As far as I am concerned, any paper published on this topic in IEEE Transactions on Plasma Science should be ignored. They are not serious papers, for 2 reasons:
- They are deliberately published in a venue where they are guaranteed to never be seen or read by anyone who actually does research in galaxy formation or any other field of astrophysics or cosmology.
- They are deliberately published in a venue where they are guaranteed to receive sub standard peer review. IEEE Transactions is a journal on industrial plasma science and the peer reviewers are all experts in that field, but have zero knowledge or experience in topics relative to the astrophysics of galaxies.
The point is that Peratt does not want his papers to be considered seriously, which is why he deliberately publishes them where they will not be seen by the community of relevant astrophysicists.
Where you publish is as important as what you publish. That's a fact of life in the real world, whether anyone particularly likes it or not. Professional scientists rarely have a lot of time to explore journals outside their field, and generally hand pick the few in their field that they will pay attention to, time being highly limited. IEEE Transactions
is where the plasma cosmology people publish because they know they will not have to defend their work from any criticism. This makes it look like they have lots of papers that nobody has ever refuted, and that becomes a clarion call to the fans of PC. If their papers are so bad, why has nobody ever "refuted" them? Well, the answer is that nobody has ever read
them, at least nobody involved seriously in the galaxy business, and that is exactly what Peratt and others intend.

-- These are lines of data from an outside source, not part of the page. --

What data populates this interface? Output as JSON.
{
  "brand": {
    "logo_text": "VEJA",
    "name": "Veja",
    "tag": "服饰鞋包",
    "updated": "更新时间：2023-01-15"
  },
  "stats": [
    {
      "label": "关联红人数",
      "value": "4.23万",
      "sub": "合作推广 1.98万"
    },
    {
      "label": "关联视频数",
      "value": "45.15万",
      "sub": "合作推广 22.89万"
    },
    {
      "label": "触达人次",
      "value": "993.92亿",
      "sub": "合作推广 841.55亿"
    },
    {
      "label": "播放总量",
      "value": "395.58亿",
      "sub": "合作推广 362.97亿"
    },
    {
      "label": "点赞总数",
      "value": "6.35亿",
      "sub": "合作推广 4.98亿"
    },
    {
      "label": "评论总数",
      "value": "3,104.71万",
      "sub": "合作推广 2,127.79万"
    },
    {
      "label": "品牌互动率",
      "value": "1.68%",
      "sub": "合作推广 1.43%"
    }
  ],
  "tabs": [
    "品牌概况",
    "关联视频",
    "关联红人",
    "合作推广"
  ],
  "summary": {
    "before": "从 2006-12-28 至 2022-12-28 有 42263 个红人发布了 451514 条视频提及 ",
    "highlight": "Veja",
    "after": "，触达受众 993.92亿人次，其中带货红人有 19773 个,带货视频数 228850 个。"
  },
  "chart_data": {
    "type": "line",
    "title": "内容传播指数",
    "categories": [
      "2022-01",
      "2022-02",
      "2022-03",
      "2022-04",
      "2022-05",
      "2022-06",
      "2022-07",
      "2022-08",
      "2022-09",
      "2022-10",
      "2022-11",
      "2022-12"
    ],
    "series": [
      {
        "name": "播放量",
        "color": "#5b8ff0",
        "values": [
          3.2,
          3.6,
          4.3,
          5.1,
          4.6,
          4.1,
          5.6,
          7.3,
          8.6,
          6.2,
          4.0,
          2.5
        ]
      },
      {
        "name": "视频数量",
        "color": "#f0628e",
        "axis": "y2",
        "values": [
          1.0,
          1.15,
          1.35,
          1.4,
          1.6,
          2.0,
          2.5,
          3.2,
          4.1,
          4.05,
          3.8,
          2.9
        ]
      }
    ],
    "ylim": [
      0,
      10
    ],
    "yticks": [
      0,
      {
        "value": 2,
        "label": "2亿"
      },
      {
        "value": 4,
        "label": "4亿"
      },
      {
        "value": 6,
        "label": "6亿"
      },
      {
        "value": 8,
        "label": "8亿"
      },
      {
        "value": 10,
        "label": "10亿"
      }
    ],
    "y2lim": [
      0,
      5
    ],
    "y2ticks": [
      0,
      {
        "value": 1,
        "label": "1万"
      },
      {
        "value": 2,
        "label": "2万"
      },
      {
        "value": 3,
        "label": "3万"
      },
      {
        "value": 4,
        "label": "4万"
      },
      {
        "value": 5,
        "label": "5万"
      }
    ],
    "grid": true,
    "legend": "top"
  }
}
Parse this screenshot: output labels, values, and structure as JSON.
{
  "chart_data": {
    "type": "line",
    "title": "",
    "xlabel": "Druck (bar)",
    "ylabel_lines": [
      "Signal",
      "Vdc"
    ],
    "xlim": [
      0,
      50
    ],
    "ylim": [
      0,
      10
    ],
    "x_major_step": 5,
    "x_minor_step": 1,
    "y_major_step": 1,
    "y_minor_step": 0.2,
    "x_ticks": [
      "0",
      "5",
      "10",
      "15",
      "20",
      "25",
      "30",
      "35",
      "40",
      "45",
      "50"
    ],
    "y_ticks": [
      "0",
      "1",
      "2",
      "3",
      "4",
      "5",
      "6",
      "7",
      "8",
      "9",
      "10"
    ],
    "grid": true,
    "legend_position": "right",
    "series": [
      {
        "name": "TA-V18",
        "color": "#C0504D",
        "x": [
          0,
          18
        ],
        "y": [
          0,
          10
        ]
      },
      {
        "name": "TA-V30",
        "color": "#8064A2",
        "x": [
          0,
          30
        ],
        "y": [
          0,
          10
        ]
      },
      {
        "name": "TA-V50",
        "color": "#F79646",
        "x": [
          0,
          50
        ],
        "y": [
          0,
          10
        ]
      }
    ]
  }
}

My last position at JPL before retiring was with the Evolution of Galaxies Group. Based on my experience with those astronomers & astrophysicists and their collaborators, I am quite certain that most of them do not even know that the IEEE journal exists at all (I have reviewed papers for the group from astronomy journals that were readily online in our library which they had never heard of, so IEEE is in another universe). Likewise, the European journal Astrophysics and Space Science
is generally ignored by American astronomers because it has a peer review system which allows more speculative papers with a weak basis in theory or observation to be published. Papers in that journal are likely to be ignored by most of the American astronomers I know, and many of the foreign collaborators as well.
There are several journal well known to have higher quality peer review, for example ...
- The Astrophysical Journal
- The Astronomical Journal
- Astronomy and Astrophysics
- Monthly Notices of the Royal Astronomical Society
The first 2 are American journals and the latter 2 are European. There are a number of other journals that are not as heavily read for various reasons, though they are not inferior; i.e., Publications of the Astronomical Society of the Pacific
does not publish much on theoretical topics, but covers instrumentation and data analysis, observational reports and historical perspectives.
in the Zeuzzz list, only Physical Review Letters
is a journal likely to be high on the accepted list for astronomers. And one need only look at the paper (Evolution of Colliding Plasmas
) to see that it is purely an industrial application paper (there is no mention of galaxies or astronomy or astrophysics or cosmology anywhere in the paper), so why would any astronomer read it anyway?
If Peratt actually intended to seriously introduce a serious plasma model for galaxy formation or morphology, he would never have published them in the venues he chose. He would have published them in a venue where the community of scientists in that field would see them and engage in a real discussion. I think that until he actually does that, then his version of plasma cosmology is nothing going nowhere, and by his own deliberate choice. Lerner has done that (i.e., Scarpa, Falomo & Lerner, 2007
), and he is commonly refuted when he does (i.e., Overzier, et al., 2008
). Evidently, plasma cosmologists prefer to avoid venues where they might actually be required to defend their ideas against competent colleagues or competent reviewers.